Steven Soderbergh takes the subjects of drugs and depression head-on in Side Effects, a film that examines how the lives of a group of individuals inevitability become tied together by mental illness and chance.
Emily Taylor’s (Rooney Mara) life is on the brink of total collapse. After waiting four years for her husband to get out of prison, her depression finally overtakes her. She ends up in the Emergency Room after a failed suicide attempt. Here she encounters Doctor Jonathan Banks (Jude Law).
Jude Law doesn’t seem a likely psychiatrist, but it doesn’t matter as he pulls off the role well, and all the other characters fall into line around him. Although Jude Law is the heart of the film, Soderbergh is undeniably at the helm here. He is the brain. Soderbergh’s characters habituate their New York City with 100% believability. The authenticity of their performance at times was downright haunting.
The viewer envies the characters and their glamorous lives, even more so as they destroy themselves. The viewer needs to remind themself that these characters do not exist, and this is a fiction, be it an excellently written one by Scott Z. Burns. As a screenwriter I watch this film as a lesson in how to build intersecting plot lines.

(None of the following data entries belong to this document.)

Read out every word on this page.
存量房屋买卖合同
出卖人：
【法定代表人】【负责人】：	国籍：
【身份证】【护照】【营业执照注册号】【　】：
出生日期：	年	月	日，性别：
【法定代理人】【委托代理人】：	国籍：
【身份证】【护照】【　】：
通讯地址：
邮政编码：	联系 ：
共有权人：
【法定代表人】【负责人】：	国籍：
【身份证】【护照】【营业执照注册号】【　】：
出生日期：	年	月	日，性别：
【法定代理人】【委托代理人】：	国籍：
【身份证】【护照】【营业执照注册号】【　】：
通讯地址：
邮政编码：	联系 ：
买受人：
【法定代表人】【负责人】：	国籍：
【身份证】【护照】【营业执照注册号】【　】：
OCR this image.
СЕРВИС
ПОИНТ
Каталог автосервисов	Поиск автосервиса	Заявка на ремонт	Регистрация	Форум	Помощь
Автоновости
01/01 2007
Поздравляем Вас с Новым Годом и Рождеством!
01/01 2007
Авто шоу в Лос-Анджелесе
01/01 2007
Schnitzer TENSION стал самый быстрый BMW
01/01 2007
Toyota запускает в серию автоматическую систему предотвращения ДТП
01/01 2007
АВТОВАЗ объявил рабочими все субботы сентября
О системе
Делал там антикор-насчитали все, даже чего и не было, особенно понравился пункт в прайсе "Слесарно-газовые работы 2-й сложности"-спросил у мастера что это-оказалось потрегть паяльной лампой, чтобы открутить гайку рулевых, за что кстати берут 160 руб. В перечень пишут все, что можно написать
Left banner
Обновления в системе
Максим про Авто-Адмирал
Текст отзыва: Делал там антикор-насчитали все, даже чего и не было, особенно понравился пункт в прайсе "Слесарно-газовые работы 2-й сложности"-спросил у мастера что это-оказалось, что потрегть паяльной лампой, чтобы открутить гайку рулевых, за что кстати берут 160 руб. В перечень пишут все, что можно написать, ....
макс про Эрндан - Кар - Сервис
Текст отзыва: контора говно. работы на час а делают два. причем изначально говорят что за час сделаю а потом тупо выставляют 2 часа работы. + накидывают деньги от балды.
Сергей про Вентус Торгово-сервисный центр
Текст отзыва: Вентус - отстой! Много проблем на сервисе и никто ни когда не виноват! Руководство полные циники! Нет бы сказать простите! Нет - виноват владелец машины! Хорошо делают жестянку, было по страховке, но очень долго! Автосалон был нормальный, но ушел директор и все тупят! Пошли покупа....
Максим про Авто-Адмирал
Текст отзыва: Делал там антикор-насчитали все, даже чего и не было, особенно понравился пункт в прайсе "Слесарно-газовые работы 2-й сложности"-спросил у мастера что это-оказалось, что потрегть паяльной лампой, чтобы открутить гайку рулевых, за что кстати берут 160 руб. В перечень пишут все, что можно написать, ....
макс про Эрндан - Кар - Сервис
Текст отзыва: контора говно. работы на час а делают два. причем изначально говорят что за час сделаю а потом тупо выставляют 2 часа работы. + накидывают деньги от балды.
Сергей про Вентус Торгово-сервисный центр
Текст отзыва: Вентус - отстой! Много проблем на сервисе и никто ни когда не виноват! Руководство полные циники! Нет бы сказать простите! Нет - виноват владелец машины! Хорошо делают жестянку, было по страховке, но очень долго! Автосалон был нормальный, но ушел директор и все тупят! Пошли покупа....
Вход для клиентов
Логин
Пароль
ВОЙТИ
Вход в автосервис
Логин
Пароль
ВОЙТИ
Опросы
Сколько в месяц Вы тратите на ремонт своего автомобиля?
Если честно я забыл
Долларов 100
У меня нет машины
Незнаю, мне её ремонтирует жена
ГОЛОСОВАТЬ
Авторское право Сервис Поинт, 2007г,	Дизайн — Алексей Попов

Banks comes across as a doctor legitimately interesting in helping people, so when Emily claims to be living in a depressive fog Banks takes on the task of trying his best to help her. Emily’s condition begins to improve, but in the midst of the improvement tragedy strikes, and it threatens to bring down both patient and doctor.
As a psychiatrist Dr. Banks did what psychiatrists do, he prescribed drugs. Then more drugs. Then even more drugs. Even though it seems absurd at times just how many medications are being doled out, for anyone who has ever experienced psychiatric treatment, they will realize that these procedures are standard. So is this a jab at psychiatry’s habit of throwing handfuls of pills at people in mental distress? However mind-boggling it may be that the treatment for nearly every mental condition is medication, this film doesn’t come across as serious critique of psychiatric drugs, or the pharmaceutical industry.
There is a fog covering the whole film, figuratively in the melancholic tone, and literally in the shades of grey of the cinematography. This fog further complicates an already complex plot, but once you can piece together what has occurred, as I did hours afterwards, you will not be able to shake this film’s dark presence.
In the end it is not drug use that is being criticized here, but rather the avaricious soul-sucking void, the characters’ needs to engulf their surroundings, and the sociopathic culture that made them this way.